シューター×タワーディフェンスの戦術的アクション【sanctum2レビュー】
こんにちは。実は一番好きなゲームジャンルがタワーディフェンスのハカセです。世の中にはいろいろなタワーディエフェンスゲームがありますが、今回はシューターゲームと組み合わせて独特のプレイ感で楽しむことができる良作sanctum2を紹介します。

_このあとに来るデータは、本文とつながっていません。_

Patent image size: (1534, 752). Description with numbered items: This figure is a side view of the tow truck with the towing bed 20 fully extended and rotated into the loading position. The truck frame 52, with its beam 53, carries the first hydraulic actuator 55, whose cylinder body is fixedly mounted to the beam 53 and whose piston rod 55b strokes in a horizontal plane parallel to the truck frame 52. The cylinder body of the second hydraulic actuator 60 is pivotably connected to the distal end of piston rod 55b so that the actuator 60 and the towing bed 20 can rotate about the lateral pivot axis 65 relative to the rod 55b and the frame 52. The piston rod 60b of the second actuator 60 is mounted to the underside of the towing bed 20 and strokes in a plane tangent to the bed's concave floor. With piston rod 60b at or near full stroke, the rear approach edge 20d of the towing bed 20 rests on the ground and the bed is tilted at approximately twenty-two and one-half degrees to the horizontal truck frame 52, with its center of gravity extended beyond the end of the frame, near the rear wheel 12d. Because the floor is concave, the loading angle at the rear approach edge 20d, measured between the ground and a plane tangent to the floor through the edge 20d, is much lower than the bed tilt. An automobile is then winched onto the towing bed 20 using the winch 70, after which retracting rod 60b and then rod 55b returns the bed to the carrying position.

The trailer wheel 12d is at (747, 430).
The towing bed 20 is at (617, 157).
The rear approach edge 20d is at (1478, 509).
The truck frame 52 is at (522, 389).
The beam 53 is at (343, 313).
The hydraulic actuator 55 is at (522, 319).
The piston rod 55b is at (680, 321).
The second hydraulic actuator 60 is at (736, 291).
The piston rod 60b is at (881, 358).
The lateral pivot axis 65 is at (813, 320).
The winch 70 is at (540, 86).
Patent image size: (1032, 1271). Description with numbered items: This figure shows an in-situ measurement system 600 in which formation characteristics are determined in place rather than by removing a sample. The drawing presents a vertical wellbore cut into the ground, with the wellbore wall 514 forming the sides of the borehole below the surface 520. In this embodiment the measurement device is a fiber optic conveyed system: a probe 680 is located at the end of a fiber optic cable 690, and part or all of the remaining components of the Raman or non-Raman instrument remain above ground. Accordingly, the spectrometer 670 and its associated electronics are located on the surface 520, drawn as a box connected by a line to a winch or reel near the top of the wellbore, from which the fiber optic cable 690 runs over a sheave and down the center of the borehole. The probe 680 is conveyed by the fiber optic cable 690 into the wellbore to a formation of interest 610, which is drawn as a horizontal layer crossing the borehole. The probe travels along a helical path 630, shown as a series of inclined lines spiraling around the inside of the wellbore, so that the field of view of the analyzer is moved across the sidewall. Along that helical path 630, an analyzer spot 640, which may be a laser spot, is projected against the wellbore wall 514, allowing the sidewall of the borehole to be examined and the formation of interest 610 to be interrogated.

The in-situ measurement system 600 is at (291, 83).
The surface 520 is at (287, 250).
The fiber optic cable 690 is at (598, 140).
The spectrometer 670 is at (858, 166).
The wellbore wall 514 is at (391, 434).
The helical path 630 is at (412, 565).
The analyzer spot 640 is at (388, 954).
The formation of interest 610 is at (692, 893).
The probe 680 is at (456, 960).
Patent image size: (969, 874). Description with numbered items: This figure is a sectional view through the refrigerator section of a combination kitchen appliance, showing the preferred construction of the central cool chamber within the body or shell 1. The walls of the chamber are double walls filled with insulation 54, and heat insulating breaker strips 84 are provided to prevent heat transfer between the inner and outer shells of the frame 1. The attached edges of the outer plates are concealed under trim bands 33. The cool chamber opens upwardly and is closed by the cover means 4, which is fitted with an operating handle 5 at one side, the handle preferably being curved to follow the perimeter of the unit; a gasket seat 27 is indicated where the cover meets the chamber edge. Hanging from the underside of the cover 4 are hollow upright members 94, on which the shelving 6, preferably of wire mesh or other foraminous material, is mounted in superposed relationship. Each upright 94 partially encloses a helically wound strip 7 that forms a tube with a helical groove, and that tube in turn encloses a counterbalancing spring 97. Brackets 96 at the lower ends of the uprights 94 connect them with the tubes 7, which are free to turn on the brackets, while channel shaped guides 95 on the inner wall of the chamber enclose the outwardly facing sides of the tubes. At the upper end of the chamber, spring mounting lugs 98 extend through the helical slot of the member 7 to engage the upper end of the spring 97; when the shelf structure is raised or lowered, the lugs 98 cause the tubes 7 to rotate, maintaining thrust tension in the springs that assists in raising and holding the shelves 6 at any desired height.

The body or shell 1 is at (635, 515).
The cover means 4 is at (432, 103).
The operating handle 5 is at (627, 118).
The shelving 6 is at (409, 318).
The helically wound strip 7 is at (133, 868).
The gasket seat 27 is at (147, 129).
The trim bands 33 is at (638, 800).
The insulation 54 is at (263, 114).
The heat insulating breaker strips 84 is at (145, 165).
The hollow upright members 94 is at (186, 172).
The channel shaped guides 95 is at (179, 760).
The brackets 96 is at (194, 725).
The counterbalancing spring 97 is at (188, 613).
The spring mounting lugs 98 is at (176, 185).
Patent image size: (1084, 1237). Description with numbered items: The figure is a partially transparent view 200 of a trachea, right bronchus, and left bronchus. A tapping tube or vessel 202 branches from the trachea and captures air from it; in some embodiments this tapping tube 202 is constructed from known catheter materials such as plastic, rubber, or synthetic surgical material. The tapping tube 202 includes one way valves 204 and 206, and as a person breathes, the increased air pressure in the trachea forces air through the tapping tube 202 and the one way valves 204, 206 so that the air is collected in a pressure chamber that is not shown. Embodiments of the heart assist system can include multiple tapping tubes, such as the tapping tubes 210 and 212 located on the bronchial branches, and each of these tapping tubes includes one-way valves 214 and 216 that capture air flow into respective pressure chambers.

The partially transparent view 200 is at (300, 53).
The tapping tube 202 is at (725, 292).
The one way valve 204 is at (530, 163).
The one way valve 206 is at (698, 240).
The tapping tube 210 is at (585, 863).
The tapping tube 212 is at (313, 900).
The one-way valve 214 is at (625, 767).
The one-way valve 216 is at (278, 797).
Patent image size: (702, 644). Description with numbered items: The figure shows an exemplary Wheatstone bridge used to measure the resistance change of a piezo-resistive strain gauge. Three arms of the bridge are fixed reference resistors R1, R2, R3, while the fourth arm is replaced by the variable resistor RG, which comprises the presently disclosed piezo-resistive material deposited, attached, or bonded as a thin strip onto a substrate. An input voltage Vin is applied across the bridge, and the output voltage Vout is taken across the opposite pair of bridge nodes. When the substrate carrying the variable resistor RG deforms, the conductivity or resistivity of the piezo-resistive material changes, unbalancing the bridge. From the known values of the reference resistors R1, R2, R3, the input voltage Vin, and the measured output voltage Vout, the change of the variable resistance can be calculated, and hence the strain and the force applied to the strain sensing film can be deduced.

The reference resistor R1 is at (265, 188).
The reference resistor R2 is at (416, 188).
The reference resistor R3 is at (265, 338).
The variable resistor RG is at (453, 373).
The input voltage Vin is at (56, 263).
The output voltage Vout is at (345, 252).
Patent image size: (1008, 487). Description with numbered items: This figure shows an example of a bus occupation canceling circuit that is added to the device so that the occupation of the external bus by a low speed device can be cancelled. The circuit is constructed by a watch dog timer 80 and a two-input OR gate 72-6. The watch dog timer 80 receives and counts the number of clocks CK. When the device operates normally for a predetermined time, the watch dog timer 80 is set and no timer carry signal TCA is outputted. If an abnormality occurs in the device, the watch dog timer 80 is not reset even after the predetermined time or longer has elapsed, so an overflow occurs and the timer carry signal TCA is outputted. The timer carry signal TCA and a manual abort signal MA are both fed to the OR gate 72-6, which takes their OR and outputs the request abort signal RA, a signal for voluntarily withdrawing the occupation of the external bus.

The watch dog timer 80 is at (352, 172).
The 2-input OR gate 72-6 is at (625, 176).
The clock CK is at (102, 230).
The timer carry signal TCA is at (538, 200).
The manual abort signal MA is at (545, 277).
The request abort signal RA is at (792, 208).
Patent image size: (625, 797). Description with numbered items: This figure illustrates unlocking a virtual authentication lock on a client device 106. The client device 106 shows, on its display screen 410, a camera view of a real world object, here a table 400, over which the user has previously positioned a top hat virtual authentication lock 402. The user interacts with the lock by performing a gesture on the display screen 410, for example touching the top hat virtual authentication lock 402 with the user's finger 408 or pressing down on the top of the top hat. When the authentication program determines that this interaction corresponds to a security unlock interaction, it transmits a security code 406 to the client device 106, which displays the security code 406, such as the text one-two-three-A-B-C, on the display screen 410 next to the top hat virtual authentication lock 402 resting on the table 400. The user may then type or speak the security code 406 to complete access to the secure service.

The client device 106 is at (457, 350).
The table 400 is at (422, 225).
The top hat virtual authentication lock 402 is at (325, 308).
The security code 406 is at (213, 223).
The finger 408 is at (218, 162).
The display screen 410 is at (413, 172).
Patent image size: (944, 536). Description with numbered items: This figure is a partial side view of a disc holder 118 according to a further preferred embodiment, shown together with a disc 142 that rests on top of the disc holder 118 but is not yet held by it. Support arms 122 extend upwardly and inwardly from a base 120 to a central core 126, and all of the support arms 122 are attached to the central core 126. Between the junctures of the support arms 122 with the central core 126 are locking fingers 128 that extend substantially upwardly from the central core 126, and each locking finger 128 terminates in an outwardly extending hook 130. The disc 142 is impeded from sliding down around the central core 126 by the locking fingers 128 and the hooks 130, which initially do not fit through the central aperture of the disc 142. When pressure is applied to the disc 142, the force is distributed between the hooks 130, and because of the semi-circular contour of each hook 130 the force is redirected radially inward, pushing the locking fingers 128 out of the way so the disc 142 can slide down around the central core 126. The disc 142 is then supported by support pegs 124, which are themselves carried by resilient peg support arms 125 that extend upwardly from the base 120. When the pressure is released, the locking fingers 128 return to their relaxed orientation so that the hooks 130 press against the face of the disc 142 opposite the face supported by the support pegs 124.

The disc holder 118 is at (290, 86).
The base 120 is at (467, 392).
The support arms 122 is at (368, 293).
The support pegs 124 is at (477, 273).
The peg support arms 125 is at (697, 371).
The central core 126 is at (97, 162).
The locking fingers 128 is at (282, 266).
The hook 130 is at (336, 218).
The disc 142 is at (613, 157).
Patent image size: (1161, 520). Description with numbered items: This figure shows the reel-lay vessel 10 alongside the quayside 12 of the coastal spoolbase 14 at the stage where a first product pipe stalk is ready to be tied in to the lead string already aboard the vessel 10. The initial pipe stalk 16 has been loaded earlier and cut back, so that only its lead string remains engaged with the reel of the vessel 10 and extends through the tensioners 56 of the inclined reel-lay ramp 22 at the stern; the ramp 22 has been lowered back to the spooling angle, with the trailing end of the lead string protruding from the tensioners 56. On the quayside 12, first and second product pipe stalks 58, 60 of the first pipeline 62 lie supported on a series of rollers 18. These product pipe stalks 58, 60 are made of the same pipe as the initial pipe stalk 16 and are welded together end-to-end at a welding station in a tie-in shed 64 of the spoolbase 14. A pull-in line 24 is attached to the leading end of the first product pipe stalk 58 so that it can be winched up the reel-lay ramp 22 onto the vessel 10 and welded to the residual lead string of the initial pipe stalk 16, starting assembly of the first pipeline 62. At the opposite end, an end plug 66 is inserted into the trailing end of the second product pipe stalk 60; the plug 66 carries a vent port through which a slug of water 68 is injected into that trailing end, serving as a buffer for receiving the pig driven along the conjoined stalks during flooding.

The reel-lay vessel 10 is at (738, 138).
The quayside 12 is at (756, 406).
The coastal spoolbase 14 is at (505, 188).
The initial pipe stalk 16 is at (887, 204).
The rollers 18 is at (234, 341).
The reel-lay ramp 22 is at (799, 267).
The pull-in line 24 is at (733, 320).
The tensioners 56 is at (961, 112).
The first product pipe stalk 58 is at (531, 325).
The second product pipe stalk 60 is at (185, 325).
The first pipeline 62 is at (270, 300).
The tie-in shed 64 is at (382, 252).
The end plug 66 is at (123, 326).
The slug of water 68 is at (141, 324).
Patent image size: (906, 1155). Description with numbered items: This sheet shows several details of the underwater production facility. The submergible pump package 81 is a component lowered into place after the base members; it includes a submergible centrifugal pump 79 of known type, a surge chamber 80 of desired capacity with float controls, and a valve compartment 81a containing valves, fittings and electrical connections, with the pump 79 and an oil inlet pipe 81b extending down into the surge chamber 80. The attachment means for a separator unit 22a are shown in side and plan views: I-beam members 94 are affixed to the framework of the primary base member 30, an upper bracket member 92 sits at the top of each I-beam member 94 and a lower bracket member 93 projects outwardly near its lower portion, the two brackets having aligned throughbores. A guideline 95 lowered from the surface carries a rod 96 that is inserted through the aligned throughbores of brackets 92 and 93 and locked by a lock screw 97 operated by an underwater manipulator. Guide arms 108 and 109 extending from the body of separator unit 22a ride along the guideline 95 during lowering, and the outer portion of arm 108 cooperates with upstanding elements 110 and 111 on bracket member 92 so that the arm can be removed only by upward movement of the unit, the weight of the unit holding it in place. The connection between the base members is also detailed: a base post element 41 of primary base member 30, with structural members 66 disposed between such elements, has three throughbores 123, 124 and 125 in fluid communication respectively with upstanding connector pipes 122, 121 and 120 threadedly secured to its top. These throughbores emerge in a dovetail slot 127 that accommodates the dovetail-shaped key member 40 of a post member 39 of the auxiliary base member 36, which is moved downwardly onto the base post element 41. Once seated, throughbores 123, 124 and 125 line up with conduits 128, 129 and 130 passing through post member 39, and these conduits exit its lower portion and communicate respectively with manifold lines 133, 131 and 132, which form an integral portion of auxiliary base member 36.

※筆者が英語のまま遊んでいるため画面が英語ですが、MODによる日本語化も可能とのことです。
シューター×タワーディフェンスの草分け
sanctumシリーズでは、FPSとタワーディフェンスを組み合わせることで、戦略性とアクション性を共存させています。それぞれの要素を取り出して個別に紹介してみましょう。タワーディフェンス
そもそもタワーディフェンスとは、防衛目標(タワー)を守るために防衛陣地を整え、一定数の敵の襲撃を防衛陣地で撃退することに主軸を置いたゲームです。具体的な戦略性はゲームによって幅が異なります。sanctum2はタワーディフェンスゲームの中でも特に複雑なシステムを採用しているため、最もシンプルな要素から順に紹介することにします。防衛施設の設置
タワーディフェンスゲームで一般的に利用されるのが防衛施設の設置です。迫り来る敵に対して自動的に攻撃してくれる防衛施設をたくさん設置して、その総火力で相手を撃退するのがタワーディフェンスゲームの基本と言えます。防衛施設には敵の種類に応じて強弱関係があるのが一般的で、複数種類のバランスをとって、様々な敵の構成に対応できるようにする必要があります。sanctum2の防衛施設もその例に漏れず、たくさんの種類の防衛施設を設置することができます。もっとも基本的なキャノンの他に、装甲の薄い敵に特に効果を発揮するガトリングや広範囲を同時攻撃するACPという衝撃兵器などのバリエーションが整えられています*1。プレイヤーはこれらの防衛施設の設置比率を考え、あらゆる敵に対応できる防衛陣地を構築しなければなりません。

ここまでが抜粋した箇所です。